For most pathogenic bacteria, a crucial initial step in the establishment of infection is the recognition and colonization of the host tissue by specific attachment via surface-exposed adhesion molecules. In gram-negative bacteria, these adhesins are displayed on the outer membrane as single proteins (e.g. autotransporters or two-partner secretion systems) or can be incorporated into filamentous polymers (chaperone/usher pili, type II pili, type IV secretion pili and curli). Adhesin-mediated attachment can simply serve as a means of avoiding clearance through mechanical shear, or can trigger more complex host responses like cytoskeleton reorganization and cell invasion, or provide the required proximity to the host cell to enable other virulence mechanisms to come into action (e.g. effector injection through type III and type IV secretion systems). In an era of increased antibiotics resistance and difficulties in controlling hospital-acquired infections, it is essential to gain a better understanding of the fundamental principles governing the infection process. Our lab studies the structural molecular biology of bacterial adhesins and cell-surface filaments with respect to their function in bacterial pathogenesis, with the ultimate aim of developing a new generation of virulence-targeted antimicrobials.
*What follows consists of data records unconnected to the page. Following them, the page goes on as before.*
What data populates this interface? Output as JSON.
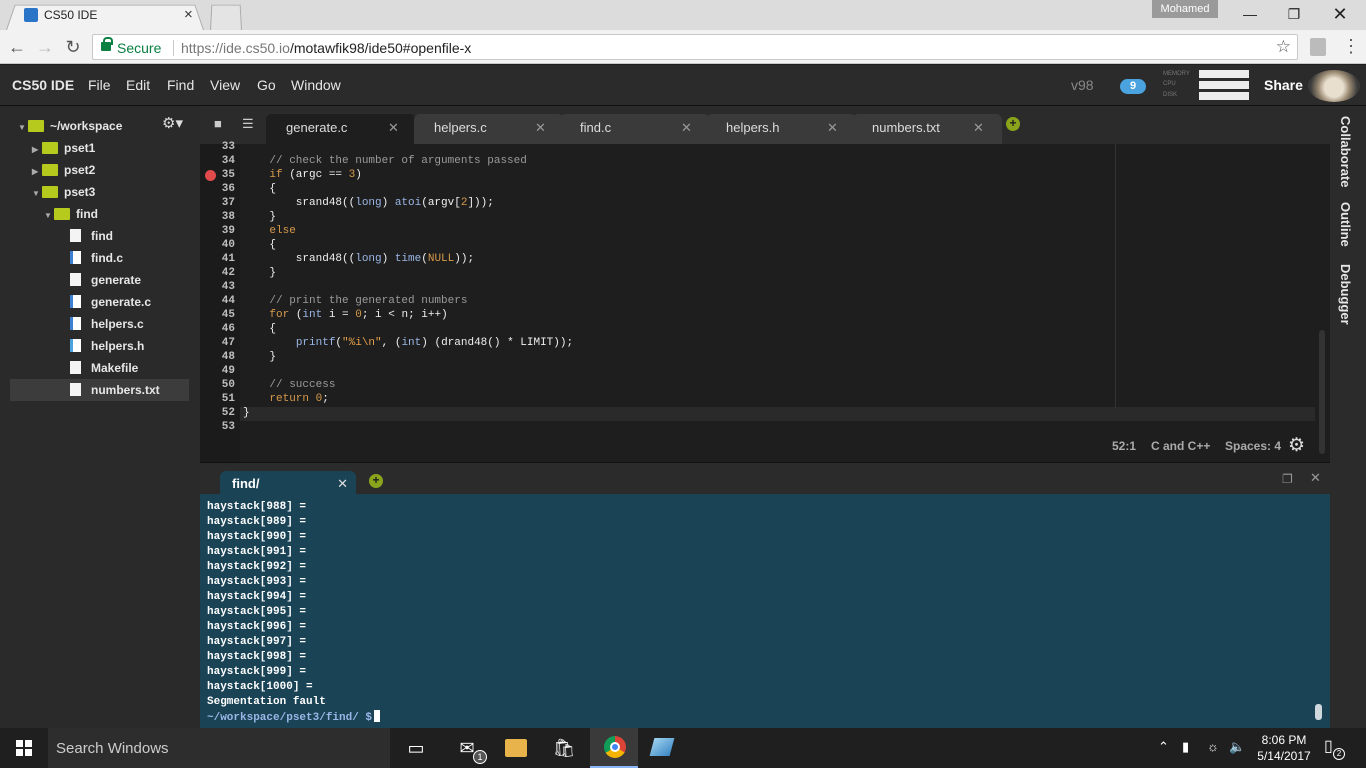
{
  "browser": {
    "tab_title": "CS50 IDE",
    "tab_close": "×",
    "user": "Mohamed",
    "secure_label": "Secure",
    "url_host": "https://ide.cs50.io",
    "url_path": "/motawfik98/ide50#openfile-x"
  },
  "ide": {
    "brand": "CS50 IDE",
    "menus": [
      "File",
      "Edit",
      "Find",
      "View",
      "Go",
      "Window"
    ],
    "version": "v98",
    "cloud_count": "9",
    "meters": [
      "MEMORY",
      "CPU",
      "DISK"
    ],
    "share": "Share"
  },
  "sidebar": {
    "root": "~/workspace",
    "items": [
      "pset1",
      "pset2",
      "pset3",
      "find",
      "find",
      "find.c",
      "generate",
      "generate.c",
      "helpers.c",
      "helpers.h",
      "Makefile",
      "numbers.txt"
    ]
  },
  "tabs": [
    "generate.c",
    "helpers.c",
    "find.c",
    "helpers.h",
    "numbers.txt"
  ],
  "right_panel": [
    "Collaborate",
    "Outline",
    "Debugger"
  ],
  "editor": {
    "status_pos": "52:1",
    "status_lang": "C and C++",
    "status_spaces": "Spaces: 4"
  },
  "terminal": {
    "tab": "find/",
    "lines": [
      "haystack[988] =",
      "haystack[989] =",
      "haystack[990] =",
      "haystack[991] =",
      "haystack[992] =",
      "haystack[993] =",
      "haystack[994] =",
      "haystack[995] =",
      "haystack[996] =",
      "haystack[997] =",
      "haystack[998] =",
      "haystack[999] =",
      "haystack[1000] =",
      "Segmentation fault"
    ],
    "prompt": "~/workspace/pset3/find/ $"
  },
  "taskbar": {
    "search": "Search Windows",
    "mail_badge": "1",
    "time": "8:06 PM",
    "date": "5/14/2017",
    "notif_count": "2"
  }
}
P and type 1 pili are responsible for the early onset and persistence of UPEC-caused urinary tract infections (UTIs) by mediating attachment to the kidney epithelium (P pili) or attachment and invasion of the bladder epithelium cells (type 1 pili), respectively. They are assembled by the conserved chaperone/usher (CU) pathway, responsible for the biogenesis of more than 100 surface organelles in many other important human pathogens (including Yersinia, Salmonella, Shigella, Haemophilus). Two strategies are investigated for countering pilus-mediated disease processes: (1) anti-adhesive compounds targeted against the adhesive sub-units (2) pilus biogenesis inhibitors.

Curli are proteinaceous filaments found on the surfaces of E. coli and Salmonella species where they mediate biofilm formation and have been shown to bind a range of human plasma and contact-phase proteins. Curli fibers exhibit typical characteristics of amyloids. Contrary to what is seen in human pathogenic amyloid depositions, curli formation follows a controlled biosynthetic pathway involving several protein co-factors that prevent premature aggregation and guide sub-unit passage through the bacterial periplasm and outer membrane. We study the structural molecular biology of curli biosynthesis as a model system for controlled amyloid deposition and as a route towards future nanobiotechnological applications.